Using spare thermal storage capacity
The locations selected for solar thermal power plants usually offer very good conditions for photovoltaic power plants and wind farms. DLR solar researchers are looking into whether it makes sense – from both technological and economic points of view – to load the spare capacity in existing thermal storage systems with heat energy from excess photovoltaic and wind power.
As part of their investigations, the scientists simulated several power plant scenarios featuring integrated salt storage and connected electrical heaters to convert excess power into heat. They showed that variations in solar field dimensions, storage capacity and the number of heaters used affected the system layout and the resulting electricity generation costs to different degrees.
Up to 25 percent possible cost benefit for solar thermal power plants
The economic viability of the combined system is strongly dependent on the costs at which the solar tower power plant can obtain the surplus power. If it is cheaper than 3.5 eurocents per kilowatt hour, the average electricity generation costs of the solar power plant will fall as a result of the 'power-to-heat' input to the salt storage system. If the surplus power is available at zero cost, the solar tower power plant can feed electricity into the power grid at prices up to 25 percent lower than a comparable power plant without 'power-to-heat-to-power' components.
The interesting thing about this technology is that existing solar thermal power plants with high-temperature storage, for instance in Spain, can be retrofitted for power-to-heat-to-power conversion at a manageable cost. When planning future solar thermal power plants, the enhanced technology can be integrated during the design phase and optimised to suit the plant in question.

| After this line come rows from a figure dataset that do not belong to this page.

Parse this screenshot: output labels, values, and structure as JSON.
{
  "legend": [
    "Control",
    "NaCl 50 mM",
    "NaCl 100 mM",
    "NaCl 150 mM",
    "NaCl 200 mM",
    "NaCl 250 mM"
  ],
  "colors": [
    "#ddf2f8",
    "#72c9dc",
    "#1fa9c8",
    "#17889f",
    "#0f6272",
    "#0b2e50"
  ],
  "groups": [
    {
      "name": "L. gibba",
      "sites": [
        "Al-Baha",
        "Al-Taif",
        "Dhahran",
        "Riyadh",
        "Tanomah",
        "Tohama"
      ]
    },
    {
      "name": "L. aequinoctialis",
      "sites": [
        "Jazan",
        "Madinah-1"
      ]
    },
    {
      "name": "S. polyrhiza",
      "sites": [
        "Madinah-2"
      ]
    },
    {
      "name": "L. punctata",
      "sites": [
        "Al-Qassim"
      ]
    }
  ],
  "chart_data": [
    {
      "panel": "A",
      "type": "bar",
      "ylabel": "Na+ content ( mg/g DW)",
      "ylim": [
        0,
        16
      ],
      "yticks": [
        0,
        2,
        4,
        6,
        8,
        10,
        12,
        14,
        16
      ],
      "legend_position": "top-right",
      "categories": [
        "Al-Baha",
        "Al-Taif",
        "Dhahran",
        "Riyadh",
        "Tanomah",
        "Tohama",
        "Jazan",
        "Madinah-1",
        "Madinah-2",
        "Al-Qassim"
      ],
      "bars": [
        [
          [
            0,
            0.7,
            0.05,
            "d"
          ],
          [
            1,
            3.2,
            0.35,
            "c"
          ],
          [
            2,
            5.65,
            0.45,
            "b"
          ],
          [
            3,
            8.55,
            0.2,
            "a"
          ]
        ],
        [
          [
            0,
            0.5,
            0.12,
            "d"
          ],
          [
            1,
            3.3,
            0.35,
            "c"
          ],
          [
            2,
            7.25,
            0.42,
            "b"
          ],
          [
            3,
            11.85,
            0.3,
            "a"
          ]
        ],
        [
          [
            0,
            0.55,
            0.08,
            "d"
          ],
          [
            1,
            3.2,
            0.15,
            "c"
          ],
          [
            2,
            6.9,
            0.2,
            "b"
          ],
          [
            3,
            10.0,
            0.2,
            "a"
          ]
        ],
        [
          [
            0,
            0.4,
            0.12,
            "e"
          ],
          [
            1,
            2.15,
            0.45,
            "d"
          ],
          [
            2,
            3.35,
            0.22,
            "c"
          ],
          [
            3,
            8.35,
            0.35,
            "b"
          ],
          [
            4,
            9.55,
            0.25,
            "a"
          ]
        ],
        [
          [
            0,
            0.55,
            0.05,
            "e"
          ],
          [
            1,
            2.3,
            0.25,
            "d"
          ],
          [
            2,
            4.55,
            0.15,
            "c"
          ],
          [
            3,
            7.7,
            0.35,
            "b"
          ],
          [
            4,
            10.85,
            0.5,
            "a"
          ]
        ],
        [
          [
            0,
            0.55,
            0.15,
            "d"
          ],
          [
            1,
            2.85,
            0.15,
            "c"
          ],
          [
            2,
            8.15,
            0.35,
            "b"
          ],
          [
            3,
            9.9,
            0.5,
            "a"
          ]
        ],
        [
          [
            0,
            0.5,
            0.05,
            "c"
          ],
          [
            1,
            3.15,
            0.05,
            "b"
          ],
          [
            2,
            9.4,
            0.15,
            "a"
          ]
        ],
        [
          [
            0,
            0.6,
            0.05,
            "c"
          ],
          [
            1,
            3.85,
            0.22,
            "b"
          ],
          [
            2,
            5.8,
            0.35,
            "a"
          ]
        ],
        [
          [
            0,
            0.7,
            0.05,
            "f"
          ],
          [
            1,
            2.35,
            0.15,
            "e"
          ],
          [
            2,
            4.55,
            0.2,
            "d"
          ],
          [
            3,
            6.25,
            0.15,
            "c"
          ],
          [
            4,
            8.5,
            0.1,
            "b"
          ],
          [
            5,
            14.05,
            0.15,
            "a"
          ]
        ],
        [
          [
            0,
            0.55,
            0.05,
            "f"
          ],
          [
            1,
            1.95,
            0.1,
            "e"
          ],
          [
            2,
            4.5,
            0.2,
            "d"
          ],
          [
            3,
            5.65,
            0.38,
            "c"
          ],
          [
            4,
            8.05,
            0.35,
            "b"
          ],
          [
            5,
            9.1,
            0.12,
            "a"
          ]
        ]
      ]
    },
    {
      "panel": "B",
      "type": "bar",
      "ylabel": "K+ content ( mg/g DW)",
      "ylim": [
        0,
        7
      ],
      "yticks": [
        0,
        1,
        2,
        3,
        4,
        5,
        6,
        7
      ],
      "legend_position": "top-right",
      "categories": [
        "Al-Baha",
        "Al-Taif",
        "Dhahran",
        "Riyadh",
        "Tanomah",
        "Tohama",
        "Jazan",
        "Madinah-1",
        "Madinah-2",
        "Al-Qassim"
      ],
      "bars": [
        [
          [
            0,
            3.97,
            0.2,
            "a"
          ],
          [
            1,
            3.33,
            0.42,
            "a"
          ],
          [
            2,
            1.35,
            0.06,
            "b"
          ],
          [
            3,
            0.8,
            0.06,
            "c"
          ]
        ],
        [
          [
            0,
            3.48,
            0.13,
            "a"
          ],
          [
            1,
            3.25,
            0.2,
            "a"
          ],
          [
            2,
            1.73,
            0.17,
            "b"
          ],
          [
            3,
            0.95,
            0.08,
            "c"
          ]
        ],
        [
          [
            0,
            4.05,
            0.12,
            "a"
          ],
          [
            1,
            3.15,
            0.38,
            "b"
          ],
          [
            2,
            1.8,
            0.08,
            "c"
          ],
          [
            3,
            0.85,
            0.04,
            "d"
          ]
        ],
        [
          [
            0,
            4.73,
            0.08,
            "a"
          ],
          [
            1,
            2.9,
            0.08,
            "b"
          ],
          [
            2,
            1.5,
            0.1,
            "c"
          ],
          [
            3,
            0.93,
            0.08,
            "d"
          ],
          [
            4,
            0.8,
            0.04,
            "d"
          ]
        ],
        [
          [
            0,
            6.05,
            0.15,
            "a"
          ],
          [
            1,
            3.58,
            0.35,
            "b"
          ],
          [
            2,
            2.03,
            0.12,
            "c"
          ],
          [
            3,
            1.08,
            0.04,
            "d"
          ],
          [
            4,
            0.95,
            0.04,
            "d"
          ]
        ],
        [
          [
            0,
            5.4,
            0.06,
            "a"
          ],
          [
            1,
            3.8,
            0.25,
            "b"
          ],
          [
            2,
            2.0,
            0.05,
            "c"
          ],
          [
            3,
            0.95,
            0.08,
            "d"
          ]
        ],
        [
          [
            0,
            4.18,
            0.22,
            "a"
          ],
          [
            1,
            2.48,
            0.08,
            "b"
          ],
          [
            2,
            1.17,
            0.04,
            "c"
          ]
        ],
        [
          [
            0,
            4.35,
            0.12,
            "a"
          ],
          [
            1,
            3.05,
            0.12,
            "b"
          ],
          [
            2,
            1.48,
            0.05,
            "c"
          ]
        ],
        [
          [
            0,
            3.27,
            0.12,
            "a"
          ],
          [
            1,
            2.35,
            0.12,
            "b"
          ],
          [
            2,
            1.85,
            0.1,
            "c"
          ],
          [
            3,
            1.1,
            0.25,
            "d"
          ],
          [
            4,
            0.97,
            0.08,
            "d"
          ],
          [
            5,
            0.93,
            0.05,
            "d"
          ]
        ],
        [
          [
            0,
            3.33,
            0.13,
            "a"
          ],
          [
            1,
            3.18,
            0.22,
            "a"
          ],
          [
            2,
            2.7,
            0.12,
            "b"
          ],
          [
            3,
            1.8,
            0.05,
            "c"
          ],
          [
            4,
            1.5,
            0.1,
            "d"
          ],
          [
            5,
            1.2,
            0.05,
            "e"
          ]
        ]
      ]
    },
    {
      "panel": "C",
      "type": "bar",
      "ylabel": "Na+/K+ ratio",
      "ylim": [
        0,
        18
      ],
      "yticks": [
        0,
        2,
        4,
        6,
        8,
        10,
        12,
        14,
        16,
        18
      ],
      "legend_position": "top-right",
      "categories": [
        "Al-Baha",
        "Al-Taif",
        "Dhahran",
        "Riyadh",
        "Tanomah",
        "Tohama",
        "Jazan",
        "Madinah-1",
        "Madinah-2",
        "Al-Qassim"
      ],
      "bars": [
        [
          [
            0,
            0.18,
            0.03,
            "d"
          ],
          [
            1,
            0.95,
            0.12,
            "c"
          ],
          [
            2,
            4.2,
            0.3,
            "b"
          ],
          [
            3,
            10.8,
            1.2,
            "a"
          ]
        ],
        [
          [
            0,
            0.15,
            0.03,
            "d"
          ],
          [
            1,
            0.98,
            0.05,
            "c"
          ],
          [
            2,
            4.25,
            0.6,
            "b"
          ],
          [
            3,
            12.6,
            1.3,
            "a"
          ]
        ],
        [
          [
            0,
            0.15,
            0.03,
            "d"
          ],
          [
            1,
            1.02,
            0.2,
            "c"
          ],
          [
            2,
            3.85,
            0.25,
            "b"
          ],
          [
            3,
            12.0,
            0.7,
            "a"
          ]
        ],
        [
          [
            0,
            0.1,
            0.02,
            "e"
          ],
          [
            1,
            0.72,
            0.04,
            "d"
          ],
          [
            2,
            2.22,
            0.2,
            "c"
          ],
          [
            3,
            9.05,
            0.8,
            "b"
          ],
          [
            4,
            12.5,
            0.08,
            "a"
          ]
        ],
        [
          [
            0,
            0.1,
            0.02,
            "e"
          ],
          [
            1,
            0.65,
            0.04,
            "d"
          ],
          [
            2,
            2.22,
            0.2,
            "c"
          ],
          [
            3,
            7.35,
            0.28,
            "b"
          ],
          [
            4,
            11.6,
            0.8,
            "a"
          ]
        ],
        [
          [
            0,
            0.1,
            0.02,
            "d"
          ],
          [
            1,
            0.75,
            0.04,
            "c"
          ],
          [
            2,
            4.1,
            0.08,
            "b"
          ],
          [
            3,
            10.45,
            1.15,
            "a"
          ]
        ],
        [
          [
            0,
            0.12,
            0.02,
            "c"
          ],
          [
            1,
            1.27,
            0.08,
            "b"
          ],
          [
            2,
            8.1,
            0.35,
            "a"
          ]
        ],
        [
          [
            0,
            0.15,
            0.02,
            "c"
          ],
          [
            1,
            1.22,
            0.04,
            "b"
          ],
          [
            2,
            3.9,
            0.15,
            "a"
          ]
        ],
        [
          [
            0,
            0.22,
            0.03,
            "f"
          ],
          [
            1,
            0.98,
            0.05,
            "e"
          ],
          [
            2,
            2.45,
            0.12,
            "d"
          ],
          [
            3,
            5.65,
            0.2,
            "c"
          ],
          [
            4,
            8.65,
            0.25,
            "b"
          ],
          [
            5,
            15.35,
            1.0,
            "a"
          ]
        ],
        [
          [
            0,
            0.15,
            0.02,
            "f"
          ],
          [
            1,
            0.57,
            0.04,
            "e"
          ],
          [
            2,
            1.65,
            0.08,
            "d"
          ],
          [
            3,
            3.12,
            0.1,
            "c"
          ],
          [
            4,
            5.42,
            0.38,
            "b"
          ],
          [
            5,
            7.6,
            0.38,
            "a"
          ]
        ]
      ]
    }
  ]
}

The techno-economic study was conducted as part of the DLR's IsEn strategy project, which began in January 2017. The DLR Institute of Engineering Thermodynamics coordinates the IsEn project. It involves scientists working in the fields of process systems engineering, electrochemical energy technology and thermal process technology at the DLR institutes of Engineering Thermodynamics, Propulsion Technology, Solar Research and Flight Systems. They are investigating 'power-to-X-to-power storage systems' in a number of different subprojects. Such storage systems convert electrical power into thermal, mechanical or chemical energy and can convert that energy back into electrical power at a later time. One of the researchers' key objectives is to minimise energy losses during conversion.